INTRODUÇÃO
Partindo dos estudos de crítica literária, sabe-se que a crítica determinista explica a obra, e explica-a por meio do estudo das circunstâncias que atravessam a sua produção, podendo fixar-se no homem que a criou, nos agentes externos (meio físico e social), ou mesmo no momento histórico no qual a obra nasce (BONET, 1969: 158).
Pode-se dizer também que todo crítico determinista utiliza-se da valoração da obra, no sentido de ajuizar se uma obra é válida ou não, explicitando, é claro, seus motivos ao julgá-la. Para isso, é necessário que, enquanto críticos e/ou analistas literários, nos coloquemos no ponto de vista do autor. É necessário, como podemos ver já no ?prefácio? de Hugo, que passemos a "olhar o assunto com seus olhos".
Para que se enxergue um escritor, de prosa ou poesia, à luz de sua própria estética, é preciso que se faça, antes, um exame minucioso dos elementos que compõem sua obra. Neste caso específico deste artigo, é necessário que se examine a poética de Jurandir Bezerra, para, então, partir para a análise de um de seus poemas.

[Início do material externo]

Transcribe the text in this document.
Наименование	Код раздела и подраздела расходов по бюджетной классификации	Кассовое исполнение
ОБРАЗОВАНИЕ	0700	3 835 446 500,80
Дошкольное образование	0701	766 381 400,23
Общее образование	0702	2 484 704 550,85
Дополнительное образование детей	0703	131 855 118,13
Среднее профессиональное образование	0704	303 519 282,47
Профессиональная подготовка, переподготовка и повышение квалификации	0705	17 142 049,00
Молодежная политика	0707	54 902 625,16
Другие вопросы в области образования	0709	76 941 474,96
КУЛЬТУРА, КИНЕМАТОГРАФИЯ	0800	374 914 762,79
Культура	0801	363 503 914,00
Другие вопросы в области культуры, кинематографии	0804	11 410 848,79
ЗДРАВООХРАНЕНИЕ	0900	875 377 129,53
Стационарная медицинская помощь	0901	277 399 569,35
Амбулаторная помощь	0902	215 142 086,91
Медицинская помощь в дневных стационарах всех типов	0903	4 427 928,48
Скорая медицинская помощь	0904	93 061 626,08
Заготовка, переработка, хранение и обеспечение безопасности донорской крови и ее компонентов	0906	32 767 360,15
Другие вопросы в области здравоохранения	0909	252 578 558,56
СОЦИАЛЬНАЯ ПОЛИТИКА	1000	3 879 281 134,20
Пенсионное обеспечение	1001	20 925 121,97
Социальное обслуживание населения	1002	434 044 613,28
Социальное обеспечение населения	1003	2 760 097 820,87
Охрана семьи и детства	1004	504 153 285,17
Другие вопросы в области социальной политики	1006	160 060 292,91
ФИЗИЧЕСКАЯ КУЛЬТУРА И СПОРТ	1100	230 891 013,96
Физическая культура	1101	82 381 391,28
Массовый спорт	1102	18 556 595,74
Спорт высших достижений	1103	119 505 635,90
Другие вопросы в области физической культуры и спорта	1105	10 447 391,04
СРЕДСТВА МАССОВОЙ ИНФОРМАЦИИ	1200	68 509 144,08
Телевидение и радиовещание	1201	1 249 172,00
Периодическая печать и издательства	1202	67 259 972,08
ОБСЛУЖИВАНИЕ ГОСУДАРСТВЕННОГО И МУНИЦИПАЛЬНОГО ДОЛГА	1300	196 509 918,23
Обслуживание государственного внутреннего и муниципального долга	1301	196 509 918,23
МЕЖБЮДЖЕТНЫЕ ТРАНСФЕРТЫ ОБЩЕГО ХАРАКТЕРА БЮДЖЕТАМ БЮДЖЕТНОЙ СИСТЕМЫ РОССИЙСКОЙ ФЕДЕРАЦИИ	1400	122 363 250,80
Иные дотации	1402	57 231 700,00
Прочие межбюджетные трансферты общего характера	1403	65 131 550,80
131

Em seu livro Os limites do pássaro, Jurandir Bezerra nos apresenta sua experimentação verbal, diversificação de temas, variedade de assuntos e inúmeras possibilidades de significação através de sua linguagem simples sem ser simplista. E é linguagem e poética que serão expostas neste artigo, através da apresentação de sua obra, restringindo, ao final, na análise de seu poema Encantamento, e assim, segundo Bonet (1969: 163): "Classificada a obra, embutida em seu fórnice, sabemos a que família estética pertence, a que espécie, e quais são as idéias do autor sobre arte. (...)".

APRESENTAÇÃO DO AUTOR
José Jurandyr de Araújo Bezerra, nascido a 13 de março de 1928, é poeta, jornalista e professor de português. Aos 18 anos, ingressou na Academia Paraense de Letras - sendo recebido em sua posse por Luiz Teixeira Gomes (Jaques Flores) -, onde exerceu funções de segundo e primeiro secretário e de bibliotecário. Foi o responsável cultural pela Casa do Pará, no Rio. Posteriormente, ingressou também na Academia de Letras do Brasil, no Rio de Janeiro, cidade onde reside há alguns anos.

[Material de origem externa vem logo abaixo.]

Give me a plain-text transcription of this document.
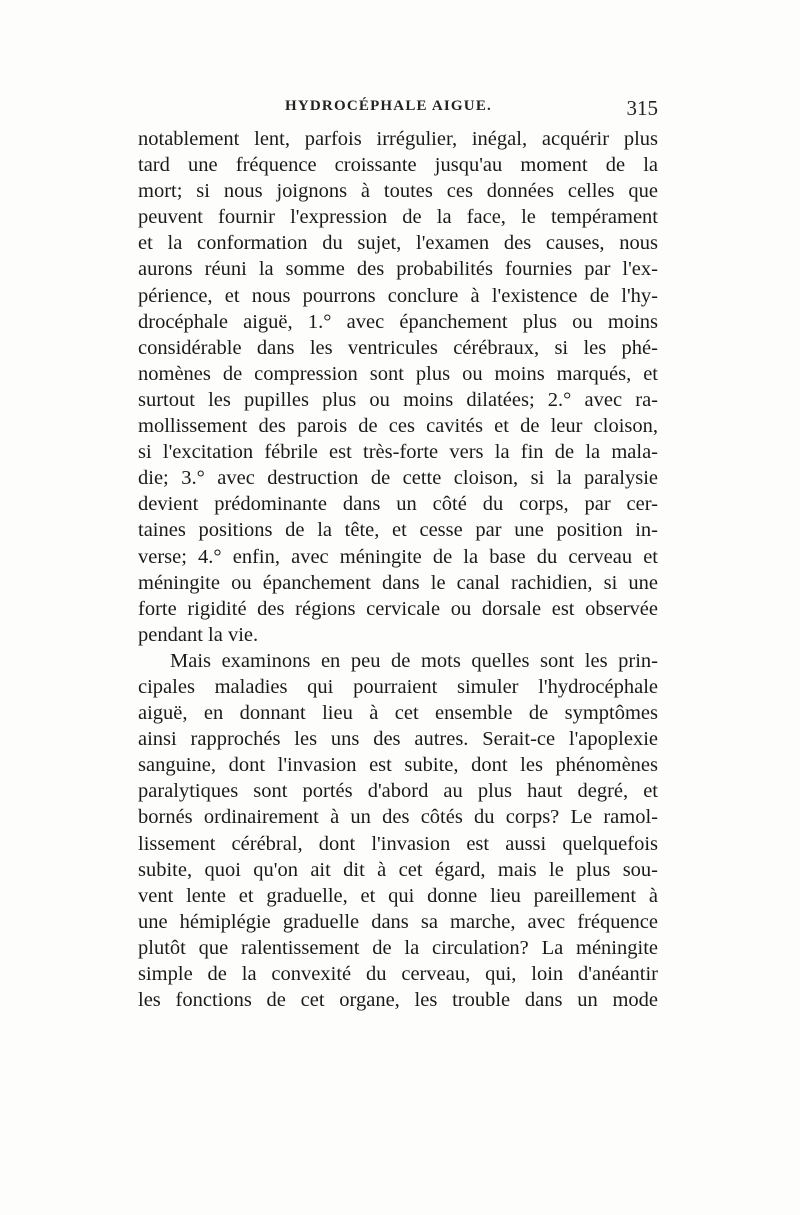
HYDROCÉPHALE AIGUE.	315
notablement lent, parfois irrégulier, inégal, acquérir plus
tard une fréquence croissante jusqu'au moment de la
mort; si nous joignons à toutes ces données celles que
peuvent fournir l'expression de la face, le tempérament
et la conformation du sujet, l'examen des causes, nous
aurons réuni la somme des probabilités fournies par l'ex-
périence, et nous pourrons conclure à l'existence de l'hy-
drocéphale aiguë, 1.° avec épanchement plus ou moins
considérable dans les ventricules cérébraux, si les phé-
nomènes de compression sont plus ou moins marqués, et
surtout les pupilles plus ou moins dilatées; 2.° avec ra-
mollissement des parois de ces cavités et de leur cloison,
si l'excitation fébrile est très-forte vers la fin de la mala-
die; 3.° avec destruction de cette cloison, si la paralysie
devient prédominante dans un côté du corps, par cer-
taines positions de la tête, et cesse par une position in-
verse; 4.° enfin, avec méningite de la base du cerveau et
méningite ou épanchement dans le canal rachidien, si une
forte rigidité des régions cervicale ou dorsale est observée
pendant la vie.
Mais examinons en peu de mots quelles sont les prin-
cipales maladies qui pourraient simuler l'hydrocéphale
aiguë, en donnant lieu à cet ensemble de symptômes
ainsi rapprochés les uns des autres. Serait-ce l'apoplexie
sanguine, dont l'invasion est subite, dont les phénomènes
paralytiques sont portés d'abord au plus haut degré, et
bornés ordinairement à un des côtés du corps? Le ramol-
lissement cérébral, dont l'invasion est aussi quelquefois
subite, quoi qu'on ait dit à cet égard, mais le plus sou-
vent lente et graduelle, et qui donne lieu pareillement à
une hémiplégie graduelle dans sa marche, avec fréquence
plutôt que ralentissement de la circulation? La méningite
simple de la convexité du cerveau, qui, loin d'anéantir
les fonctions de cet organe, les trouble dans un mode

Enquanto poeta, conquistou vários prêmios que revelam seu talento: em 1958 foi o 3º lugar em concurso promovido pela revista Leitura (Rio de Janeiro), com seu poema Pastorela Quase Cantiga; em 1984, 2º lugar no 1º Concurso Nacional de Poesia de Uberlândia (MG), dessa vez com o poema Criação do Mito; em 1986, ganha o Prêmio Nacional "Guararapes" a livro inédito de poesia, promovido pela UBE (Rio) e Prefeitura de Jaboatão, com seu livro Os Limites do Pássaro.
Já enquanto jornalista, Jurandyr Bezerra atuou de 1947 a 1961 na Folha do Norte e Folha Vespertina, e como professor de português, trabalhou em cursos ginasiais em Belém do Pará. Aposentou-se em 1984, e em 1961 transferiu-se para o Rio de Janeiro, convidado a exercer função de confiança no Ministério da Saúde na gestão de Jânio Quadros, não voltando mais ao Pará desde então.
Pertenceu também, junto com Alonso Rocha, Benedito Nunes, Leonam Cruz, dentre outros, à Academia dos Novos. É delegado da APL junto à federação das Academias de Letras do Brasil. Participa da Antalogia da Cultura Amazônica, de Carlos Rocque, Antalogia da Academia Paraense de Letras ? Poesia e Prosa, da Introdução à Literatura no Pará, de Clóvis Meira, Acyr Castro e José Ildone, e d?A Lira na Minha Terra, de Clóvis Meira.
Depois de algum tempo, Jurandyr Bezerra mudou a grafia de seu nome, retirando o y original, passando a assinar Jurandir Bezerra.

A POÉTICA DE JURANDIR BEZERRA
O romantismo, enquanto estilo, foi caracterizado como o conflito entre o eu e o mundo, o indivíduo e o Estado, proporcionando o surgimento de um individualismo em grau e profundidade nunca antes vistos no Ocidente. O sujeito encontra-se em conflito com o seu tempo e com a sua História. Os sentimentos humanos característicos desse período são, entre outros, uma extrema emotividade, o pessimismo, a melancolia e a valorização da morte. Segundo Citelli (1993), algumas palavras que conduzem o texto romântico são: sonho, impressão, resignação, pressentimentos, obscuro e vagamente. Para Citelli, são "expressões que vão relacionando o eu com o mundo a partir de uma perspectiva afirmadora das sensações, em oposição àquilo que poderíamos chamar de ?realidade objetiva?", pois para o sujeito romântico, pouco importam as circunstâncias mundanas, justamente porque a indagação racionalista e o labor satisfazem apenas as necessidades imediatas desse sujeito.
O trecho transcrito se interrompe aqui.